L'affaire Xavier Dupont de Ligonnès continue de hanter la France, près de quinze années après la découverte tragique des corps de sa famille. Ce dossier criminel, l'un des plus mystérieux, soulève encore de nombreuses questions : l’homme est-il vivant ? S’est-il suicidé ? Est-il en cavale ?
Tout commence en avril 2011, lorsqu'une enquête pour disparition alarmante est ouverte par le parquet de Nantes. Un couple et ses enfants n’ont plus donné signe de vie. Le 21 avril, les enquêteurs découvrent l'horreur sous la terrasse de leur maison au 55 boulevard Robert Schuman : les corps d'Agnès, 48 ans, et de leurs quatre enfants sont retrouvés sous des draps, recouverts de chaux.
Les autopsies révèlent une exécution méthodique, comme l'a qualifiée à l'époque le procureur de Nantes, Xavier Ronsin. Chaque membre de la famille a été drogué et abattu d'au moins deux balles à bout portant avec une carabine de type 22 Long Rifle. Les enquêteurs s'accordent à dire que les meurtres se sont produits entre le 3 et le 5 avril 2011.
Des milliers de signalements mais un suspect toujours introuvable
Xavier Dupont de Ligonnès, connu sous le surnom “XDDL”, est aperçu pour la dernière fois le 15 avril 2011, quittant un hôtel à Roquebrune-sur-Argens avec un sac à dos. Depuis, le flou persiste. Est-il mort ou a-t-il simplement pris la fuite ? Cette affaire fascine et continue d’attirer l’attention, même au-delà des frontières françaises.

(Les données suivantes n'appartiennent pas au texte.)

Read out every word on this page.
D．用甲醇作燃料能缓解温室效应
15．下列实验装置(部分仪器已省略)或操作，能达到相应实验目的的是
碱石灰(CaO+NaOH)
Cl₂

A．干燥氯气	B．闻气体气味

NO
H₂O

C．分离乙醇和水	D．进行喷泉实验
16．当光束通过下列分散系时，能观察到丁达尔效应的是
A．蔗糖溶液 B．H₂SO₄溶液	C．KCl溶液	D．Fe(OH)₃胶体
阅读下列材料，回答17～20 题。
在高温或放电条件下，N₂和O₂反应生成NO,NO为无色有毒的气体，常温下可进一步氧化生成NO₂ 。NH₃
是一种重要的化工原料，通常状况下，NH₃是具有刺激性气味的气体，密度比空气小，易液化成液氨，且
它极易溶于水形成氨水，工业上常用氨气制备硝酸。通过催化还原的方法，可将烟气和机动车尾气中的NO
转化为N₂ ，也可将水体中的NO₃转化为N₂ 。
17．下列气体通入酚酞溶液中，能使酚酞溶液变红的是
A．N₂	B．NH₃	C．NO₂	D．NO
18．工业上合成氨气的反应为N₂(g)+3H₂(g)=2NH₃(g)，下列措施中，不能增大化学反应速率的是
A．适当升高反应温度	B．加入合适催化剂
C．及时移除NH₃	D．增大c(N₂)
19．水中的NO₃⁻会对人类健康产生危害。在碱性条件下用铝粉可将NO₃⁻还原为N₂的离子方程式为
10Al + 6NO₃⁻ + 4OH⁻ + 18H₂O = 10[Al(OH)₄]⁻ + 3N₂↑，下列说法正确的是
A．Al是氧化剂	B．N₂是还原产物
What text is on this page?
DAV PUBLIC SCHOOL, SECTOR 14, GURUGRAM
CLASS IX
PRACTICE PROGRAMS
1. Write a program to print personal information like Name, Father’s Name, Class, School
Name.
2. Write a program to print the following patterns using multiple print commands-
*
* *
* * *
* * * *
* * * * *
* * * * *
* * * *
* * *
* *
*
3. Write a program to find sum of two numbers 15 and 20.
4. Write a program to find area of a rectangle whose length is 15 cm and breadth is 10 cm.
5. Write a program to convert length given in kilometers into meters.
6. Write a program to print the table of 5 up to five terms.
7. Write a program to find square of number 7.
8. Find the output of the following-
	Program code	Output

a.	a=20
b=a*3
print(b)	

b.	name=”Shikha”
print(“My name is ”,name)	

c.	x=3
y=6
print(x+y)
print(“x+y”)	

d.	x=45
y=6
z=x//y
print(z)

Plus de 2 000 signalements ont été effectués tant en France qu’à l’étranger, sans toutefois donner de résultats concrets. Des pistes qui semblaient prometteuses ont conduit à des impasses, comme la découverte d’ossements près de Fréjus ou l’observation d’un homme ressemblant à Dupont de Ligonnès dans un monastère en 2017. Une récente déclaration évoque une possible apparition en mars 2024 dans le Doubs, mais chaque fois, les pistes se révèlent finalement fausses.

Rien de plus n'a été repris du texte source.